According to the auction house, Miss Dallimer was born in St Margaret’s, Lowestoft, on December 1, 1889.
After being first appointed to the Lowestoft Post Office as a telephone operator in November 1906, research shows she was employed during the Second World War as an assistant supervisor at the Lowestoft Post Office.
She was awarded the British Empire Medal in October 1941, “for her bravery in maintaining an efficient telephone service during periods of constant danger, while raids were targeting the port and the naval establishments.”
According to the London Gazette edition of October 10, 1941, which highlighted her award, it says: “Miss Dorothy Ann Daphne Dallimer, assistant supervisor, Class II, Post Office, Lowestoft.

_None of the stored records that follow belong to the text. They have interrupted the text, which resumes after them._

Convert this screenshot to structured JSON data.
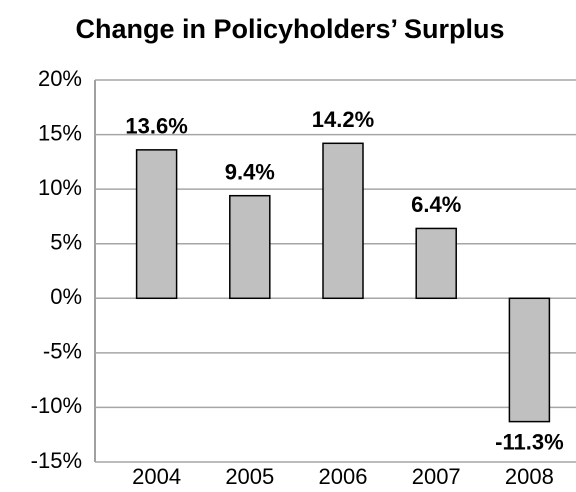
{
  "chart_data": {
    "type": "bar",
    "title": "Change in Policyholders’ Surplus",
    "categories": [
      "2004",
      "2005",
      "2006",
      "2007",
      "2008"
    ],
    "values": [
      13.6,
      9.4,
      14.2,
      6.4,
      -11.3
    ],
    "value_labels": [
      "13.6%",
      "9.4%",
      "14.2%",
      "6.4%",
      "-11.3%"
    ],
    "color": "#c0c0c0",
    "ylim": [
      -15,
      20
    ],
    "yticks": [
      {
        "value": -15,
        "label": "-15%"
      },
      {
        "value": -10,
        "label": "-10%"
      },
      {
        "value": -5,
        "label": "-5%"
      },
      {
        "value": 0,
        "label": "0%"
      },
      {
        "value": 5,
        "label": "5%"
      },
      {
        "value": 10,
        "label": "10%"
      },
      {
        "value": 15,
        "label": "15%"
      },
      {
        "value": 20,
        "label": "20%"
      }
    ],
    "grid": true
  }
}
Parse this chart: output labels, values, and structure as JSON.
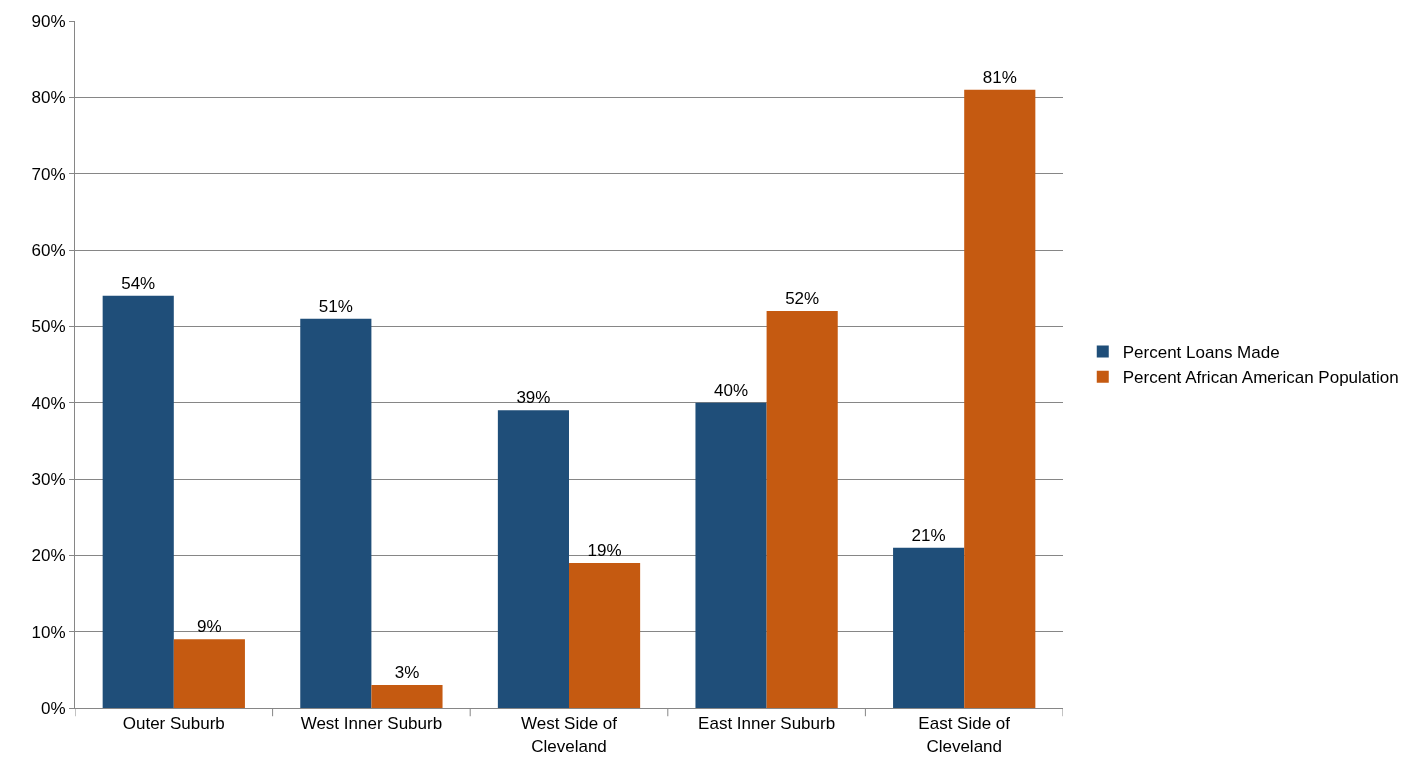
{
  "chart_data": {
    "type": "bar",
    "categories": [
      "Outer Suburb",
      "West Inner Suburb",
      "West Side of Cleveland",
      "East Inner Suburb",
      "East Side of Cleveland"
    ],
    "series": [
      {
        "name": "Percent Loans Made",
        "color": "#1f4e79",
        "values": [
          54,
          51,
          39,
          40,
          21
        ],
        "value_labels": [
          "54%",
          "51%",
          "39%",
          "40%",
          "21%"
        ]
      },
      {
        "name": "Percent African American Population",
        "color": "#c55a11",
        "values": [
          9,
          3,
          19,
          52,
          81
        ],
        "value_labels": [
          "9%",
          "3%",
          "19%",
          "52%",
          "81%"
        ]
      }
    ],
    "ylim": [
      0,
      90
    ],
    "yticks": [
      {
        "value": 0,
        "label": "0%"
      },
      {
        "value": 10,
        "label": "10%"
      },
      {
        "value": 20,
        "label": "20%"
      },
      {
        "value": 30,
        "label": "30%"
      },
      {
        "value": 40,
        "label": "40%"
      },
      {
        "value": 50,
        "label": "50%"
      },
      {
        "value": 60,
        "label": "60%"
      },
      {
        "value": 70,
        "label": "70%"
      },
      {
        "value": 80,
        "label": "80%"
      },
      {
        "value": 90,
        "label": "90%"
      }
    ],
    "grid": "y",
    "legend": "right"
  }
}
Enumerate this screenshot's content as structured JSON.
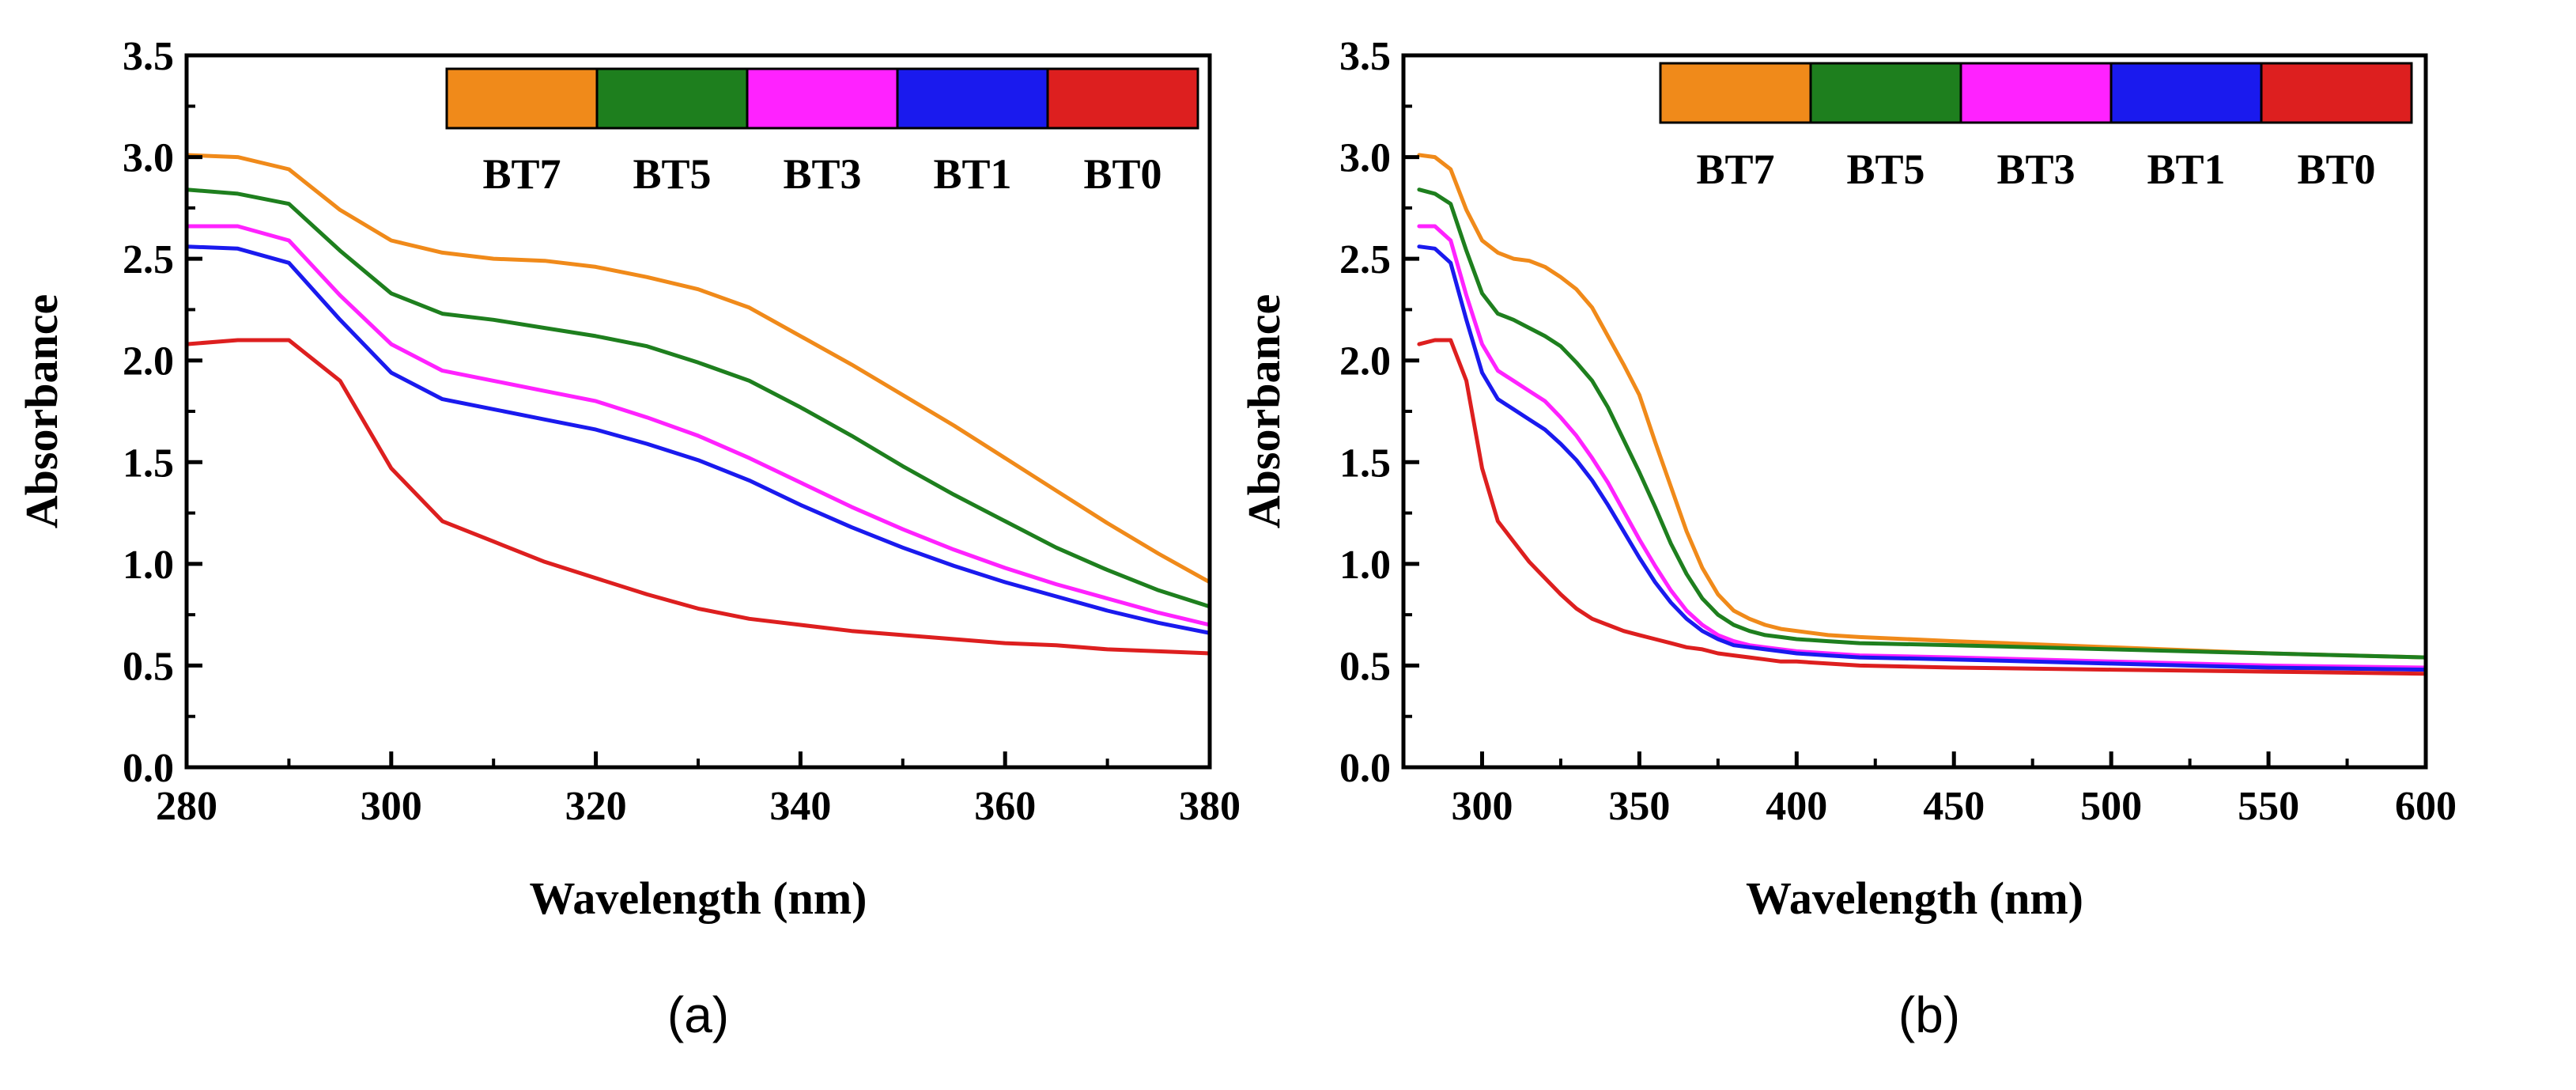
{
  "series_colors": {
    "BT7": "#F08A1A",
    "BT5": "#1E7F1E",
    "BT3": "#FF22FF",
    "BT1": "#1A1AEE",
    "BT0": "#DD1F1F"
  },
  "chart_data": [
    {
      "type": "line",
      "panel_label": "(a)",
      "xlabel": "Wavelength (nm)",
      "ylabel": "Absorbance",
      "xlim": [
        280,
        380
      ],
      "ylim": [
        0,
        3.5
      ],
      "xticks": [
        280,
        300,
        320,
        340,
        360,
        380
      ],
      "yticks": [
        "0.0",
        "0.5",
        "1.0",
        "1.5",
        "2.0",
        "2.5",
        "3.0",
        "3.5"
      ],
      "legend": [
        "BT7",
        "BT5",
        "BT3",
        "BT1",
        "BT0"
      ],
      "legend_position": "top-right",
      "series": [
        {
          "name": "BT7",
          "x": [
            280,
            285,
            290,
            295,
            300,
            305,
            310,
            315,
            320,
            325,
            330,
            335,
            340,
            345,
            350,
            355,
            360,
            365,
            370,
            375,
            380
          ],
          "values": [
            3.01,
            3.0,
            2.94,
            2.74,
            2.59,
            2.53,
            2.5,
            2.49,
            2.46,
            2.41,
            2.35,
            2.26,
            2.12,
            1.98,
            1.83,
            1.68,
            1.52,
            1.36,
            1.2,
            1.05,
            0.91
          ]
        },
        {
          "name": "BT5",
          "x": [
            280,
            285,
            290,
            295,
            300,
            305,
            310,
            315,
            320,
            325,
            330,
            335,
            340,
            345,
            350,
            355,
            360,
            365,
            370,
            375,
            380
          ],
          "values": [
            2.84,
            2.82,
            2.77,
            2.54,
            2.33,
            2.23,
            2.2,
            2.16,
            2.12,
            2.07,
            1.99,
            1.9,
            1.77,
            1.63,
            1.48,
            1.34,
            1.21,
            1.08,
            0.97,
            0.87,
            0.79
          ]
        },
        {
          "name": "BT3",
          "x": [
            280,
            285,
            290,
            295,
            300,
            305,
            310,
            315,
            320,
            325,
            330,
            335,
            340,
            345,
            350,
            355,
            360,
            365,
            370,
            375,
            380
          ],
          "values": [
            2.66,
            2.66,
            2.59,
            2.32,
            2.08,
            1.95,
            1.9,
            1.85,
            1.8,
            1.72,
            1.63,
            1.52,
            1.4,
            1.28,
            1.17,
            1.07,
            0.98,
            0.9,
            0.83,
            0.76,
            0.7
          ]
        },
        {
          "name": "BT1",
          "x": [
            280,
            285,
            290,
            295,
            300,
            305,
            310,
            315,
            320,
            325,
            330,
            335,
            340,
            345,
            350,
            355,
            360,
            365,
            370,
            375,
            380
          ],
          "values": [
            2.56,
            2.55,
            2.48,
            2.2,
            1.94,
            1.81,
            1.76,
            1.71,
            1.66,
            1.59,
            1.51,
            1.41,
            1.29,
            1.18,
            1.08,
            0.99,
            0.91,
            0.84,
            0.77,
            0.71,
            0.66
          ]
        },
        {
          "name": "BT0",
          "x": [
            280,
            285,
            290,
            295,
            300,
            305,
            310,
            315,
            320,
            325,
            330,
            335,
            340,
            345,
            350,
            355,
            360,
            365,
            370,
            375,
            380
          ],
          "values": [
            2.08,
            2.1,
            2.1,
            1.9,
            1.47,
            1.21,
            1.11,
            1.01,
            0.93,
            0.85,
            0.78,
            0.73,
            0.7,
            0.67,
            0.65,
            0.63,
            0.61,
            0.6,
            0.58,
            0.57,
            0.56
          ]
        }
      ]
    },
    {
      "type": "line",
      "panel_label": "(b)",
      "xlabel": "Wavelength (nm)",
      "ylabel": "Absorbance",
      "xlim": [
        275,
        600
      ],
      "ylim": [
        0,
        3.5
      ],
      "xticks": [
        300,
        350,
        400,
        450,
        500,
        550,
        600
      ],
      "yticks": [
        "0.0",
        "0.5",
        "1.0",
        "1.5",
        "2.0",
        "2.5",
        "3.0",
        "3.5"
      ],
      "legend": [
        "BT7",
        "BT5",
        "BT3",
        "BT1",
        "BT0"
      ],
      "legend_position": "top-right",
      "series": [
        {
          "name": "BT7",
          "x": [
            280,
            285,
            290,
            295,
            300,
            305,
            310,
            315,
            320,
            325,
            330,
            335,
            340,
            345,
            350,
            355,
            360,
            365,
            370,
            375,
            380,
            385,
            390,
            395,
            400,
            410,
            420,
            450,
            500,
            550,
            600
          ],
          "values": [
            3.01,
            3.0,
            2.94,
            2.74,
            2.59,
            2.53,
            2.5,
            2.49,
            2.46,
            2.41,
            2.35,
            2.26,
            2.12,
            1.98,
            1.83,
            1.6,
            1.38,
            1.16,
            0.98,
            0.85,
            0.77,
            0.73,
            0.7,
            0.68,
            0.67,
            0.65,
            0.64,
            0.62,
            0.59,
            0.56,
            0.54
          ]
        },
        {
          "name": "BT5",
          "x": [
            280,
            285,
            290,
            295,
            300,
            305,
            310,
            315,
            320,
            325,
            330,
            335,
            340,
            345,
            350,
            355,
            360,
            365,
            370,
            375,
            380,
            385,
            390,
            395,
            400,
            410,
            420,
            450,
            500,
            550,
            600
          ],
          "values": [
            2.84,
            2.82,
            2.77,
            2.54,
            2.33,
            2.23,
            2.2,
            2.16,
            2.12,
            2.07,
            1.99,
            1.9,
            1.77,
            1.61,
            1.45,
            1.28,
            1.1,
            0.95,
            0.83,
            0.75,
            0.7,
            0.67,
            0.65,
            0.64,
            0.63,
            0.62,
            0.61,
            0.6,
            0.58,
            0.56,
            0.54
          ]
        },
        {
          "name": "BT3",
          "x": [
            280,
            285,
            290,
            295,
            300,
            305,
            310,
            315,
            320,
            325,
            330,
            335,
            340,
            345,
            350,
            355,
            360,
            365,
            370,
            375,
            380,
            385,
            390,
            395,
            400,
            410,
            420,
            450,
            500,
            550,
            600
          ],
          "values": [
            2.66,
            2.66,
            2.59,
            2.32,
            2.08,
            1.95,
            1.9,
            1.85,
            1.8,
            1.72,
            1.63,
            1.52,
            1.4,
            1.26,
            1.12,
            0.99,
            0.87,
            0.77,
            0.7,
            0.65,
            0.62,
            0.6,
            0.59,
            0.58,
            0.57,
            0.56,
            0.55,
            0.54,
            0.52,
            0.5,
            0.49
          ]
        },
        {
          "name": "BT1",
          "x": [
            280,
            285,
            290,
            295,
            300,
            305,
            310,
            315,
            320,
            325,
            330,
            335,
            340,
            345,
            350,
            355,
            360,
            365,
            370,
            375,
            380,
            385,
            390,
            395,
            400,
            410,
            420,
            450,
            500,
            550,
            600
          ],
          "values": [
            2.56,
            2.55,
            2.48,
            2.2,
            1.94,
            1.81,
            1.76,
            1.71,
            1.66,
            1.59,
            1.51,
            1.41,
            1.29,
            1.16,
            1.03,
            0.91,
            0.81,
            0.73,
            0.67,
            0.63,
            0.6,
            0.59,
            0.58,
            0.57,
            0.56,
            0.55,
            0.54,
            0.53,
            0.51,
            0.49,
            0.48
          ]
        },
        {
          "name": "BT0",
          "x": [
            280,
            285,
            290,
            295,
            300,
            305,
            310,
            315,
            320,
            325,
            330,
            335,
            340,
            345,
            350,
            355,
            360,
            365,
            370,
            375,
            380,
            385,
            390,
            395,
            400,
            410,
            420,
            450,
            500,
            550,
            600
          ],
          "values": [
            2.08,
            2.1,
            2.1,
            1.9,
            1.47,
            1.21,
            1.11,
            1.01,
            0.93,
            0.85,
            0.78,
            0.73,
            0.7,
            0.67,
            0.65,
            0.63,
            0.61,
            0.59,
            0.58,
            0.56,
            0.55,
            0.54,
            0.53,
            0.52,
            0.52,
            0.51,
            0.5,
            0.49,
            0.48,
            0.47,
            0.46
          ]
        }
      ]
    }
  ]
}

“This supervisor of women telephone operators has, by her courage and devotion to duty, set a fine example to her staff.
“Throughout the air raids in the areas where she works, she had maintained an efficient telephone service during periods of constant danger.”
The London Gazette edition of August 17, 1945 said that Miss Dallimer was awarded her Imperial Service Medal upon her retirement in 1945, “prior to her marriage that summer on the cessation of hostilities.”
Research shows she died in Lowestoft in June 1973.
With “significant interest” expected among collectors, the medals – which have an estimate of between £400 and £500 – are being sold with a photocopied extract from the Lowestoft Journal and Mercury edition of October 18, 1941, which contains a photograph of the recipient.
Oliver Pepys, specialist in the medal department at Dix Noonan Webb, said: “Dorothy Dallimer’s award of the BEM was extremely well merited – a civilian, without any military training, she nevertheless carried out her vital work under the constant threat of enemy air attacks, and as a result had the rare distinction of being awarded a civilian decoration in what was very much an active war setting.
“Given the circumstances of the award we expect significant interest in this lot on the day of the auction.”